We provide the refined annotation for 50 songs in the CSD dataset. The refined annotation is based on the original annotation provided by the CSD dataset. The refined annotation is more accurate than the original annotation. Annotation is done with Sonic Visualiser, a free and open-source audio analysis and annotation application.
In this repository, we only share the refined annotation for the 50 songs in the CSD dataset. For the audio files, you can download them from the Zenodo page of CSD.
For the annotation procedure, we basically follow the strategy by Molina et al.. However, because there is no strategy for the offset in the reference, we set our original rules for offsets as follows:
- The number of notes are basically following the original score. Ornaments in the note are not treated as separate notes.
- The start of the vowel is treated as the onset, the same as the reference. The start of the voiced consonants is not treated as the onset.
- If the phoneme changes, notes are separated.
- If there is a note without a vowel, we set the onset position with the same timing of the elecpiano sound in Sonic Visualiser.
- The end of vowel or end of the voiced consonants, whichever is longer, is treated as an offset.
The refined annotation has two formats: note and txt. The note format is a csv file with "onset, MIDI pitch, note duration". The txt format is a text file with lyric information in syllable and phoneme level, which is the same as the original annotation format.
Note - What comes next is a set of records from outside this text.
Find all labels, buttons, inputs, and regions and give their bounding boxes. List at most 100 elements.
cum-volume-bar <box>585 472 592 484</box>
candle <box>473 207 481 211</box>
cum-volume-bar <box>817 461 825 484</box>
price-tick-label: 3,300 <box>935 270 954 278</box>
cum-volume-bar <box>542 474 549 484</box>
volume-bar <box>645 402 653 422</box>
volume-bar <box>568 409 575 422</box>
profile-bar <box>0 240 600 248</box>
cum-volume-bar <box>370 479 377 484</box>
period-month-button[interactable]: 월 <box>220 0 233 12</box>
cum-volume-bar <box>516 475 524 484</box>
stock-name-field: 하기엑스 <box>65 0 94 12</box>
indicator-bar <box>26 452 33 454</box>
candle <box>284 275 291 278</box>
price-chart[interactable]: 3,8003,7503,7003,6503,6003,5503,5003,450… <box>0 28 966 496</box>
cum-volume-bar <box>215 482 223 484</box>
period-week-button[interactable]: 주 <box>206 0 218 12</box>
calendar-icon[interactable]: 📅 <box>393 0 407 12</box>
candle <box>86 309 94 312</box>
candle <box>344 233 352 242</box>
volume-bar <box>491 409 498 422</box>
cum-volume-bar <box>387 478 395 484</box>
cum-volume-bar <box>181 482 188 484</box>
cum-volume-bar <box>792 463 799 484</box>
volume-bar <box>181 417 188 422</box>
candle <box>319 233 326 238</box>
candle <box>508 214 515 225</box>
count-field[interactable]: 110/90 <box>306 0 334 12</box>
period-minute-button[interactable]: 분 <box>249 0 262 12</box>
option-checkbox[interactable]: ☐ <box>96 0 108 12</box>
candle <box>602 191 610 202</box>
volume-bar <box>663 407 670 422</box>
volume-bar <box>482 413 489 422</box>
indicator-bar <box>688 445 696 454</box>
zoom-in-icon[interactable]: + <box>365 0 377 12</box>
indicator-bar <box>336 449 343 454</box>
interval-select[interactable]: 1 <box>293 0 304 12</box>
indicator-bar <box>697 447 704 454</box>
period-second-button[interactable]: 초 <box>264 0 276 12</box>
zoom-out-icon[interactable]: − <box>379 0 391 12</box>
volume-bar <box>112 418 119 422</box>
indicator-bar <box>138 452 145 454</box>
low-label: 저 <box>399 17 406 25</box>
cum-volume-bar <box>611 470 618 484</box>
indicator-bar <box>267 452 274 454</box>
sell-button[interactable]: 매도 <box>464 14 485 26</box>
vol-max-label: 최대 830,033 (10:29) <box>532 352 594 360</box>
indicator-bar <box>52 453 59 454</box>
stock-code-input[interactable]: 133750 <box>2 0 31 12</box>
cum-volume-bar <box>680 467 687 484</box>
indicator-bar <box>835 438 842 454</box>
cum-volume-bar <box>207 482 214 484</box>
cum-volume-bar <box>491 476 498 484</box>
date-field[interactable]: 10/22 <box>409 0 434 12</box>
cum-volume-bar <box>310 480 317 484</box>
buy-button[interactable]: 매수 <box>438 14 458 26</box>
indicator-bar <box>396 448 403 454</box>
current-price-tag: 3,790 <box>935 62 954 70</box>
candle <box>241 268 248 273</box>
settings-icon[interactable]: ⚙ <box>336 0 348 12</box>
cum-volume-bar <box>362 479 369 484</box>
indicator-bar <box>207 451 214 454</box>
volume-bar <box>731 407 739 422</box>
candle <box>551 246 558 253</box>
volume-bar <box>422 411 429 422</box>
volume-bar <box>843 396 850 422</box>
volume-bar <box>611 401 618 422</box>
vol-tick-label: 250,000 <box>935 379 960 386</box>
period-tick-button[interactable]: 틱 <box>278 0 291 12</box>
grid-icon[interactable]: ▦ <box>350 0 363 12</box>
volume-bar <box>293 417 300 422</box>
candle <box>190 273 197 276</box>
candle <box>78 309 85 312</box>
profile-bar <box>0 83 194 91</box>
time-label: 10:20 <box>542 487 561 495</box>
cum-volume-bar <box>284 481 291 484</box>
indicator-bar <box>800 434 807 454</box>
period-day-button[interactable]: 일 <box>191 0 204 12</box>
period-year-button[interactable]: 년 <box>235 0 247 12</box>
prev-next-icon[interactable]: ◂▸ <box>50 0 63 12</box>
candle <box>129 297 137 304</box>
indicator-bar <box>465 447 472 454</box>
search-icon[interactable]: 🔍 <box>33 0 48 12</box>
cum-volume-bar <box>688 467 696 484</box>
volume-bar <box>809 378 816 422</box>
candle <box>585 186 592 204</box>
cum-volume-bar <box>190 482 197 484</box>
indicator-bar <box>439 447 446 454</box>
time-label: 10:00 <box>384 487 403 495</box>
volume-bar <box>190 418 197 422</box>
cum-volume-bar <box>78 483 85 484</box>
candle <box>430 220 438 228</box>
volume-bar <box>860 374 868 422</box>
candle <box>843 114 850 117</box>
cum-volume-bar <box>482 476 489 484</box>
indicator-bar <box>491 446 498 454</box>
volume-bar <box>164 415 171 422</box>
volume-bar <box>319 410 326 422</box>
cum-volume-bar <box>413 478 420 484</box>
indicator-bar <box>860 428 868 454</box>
[1] Soonbeom Choi, et al. "Children’s song dataset for singing voice research." in ISMIR Late Breaking and Demo Papers, 2020.
[2] Chris Cannam, et al. "The Sonic Visualiser: A Visualisation Platform for Semantic Descriptors from Musical Signals" in Proc. of the 7th Int. Society for Music Information Retrieval Conf., 2006, pp. 324-327.
[3] Emilio Molina, et al. "Evaluation Framework for Automatic Singing Transcription." in Proc. of the 15th Int. Society for Music Information Retrieval Conf., 2014, pp. 567-572.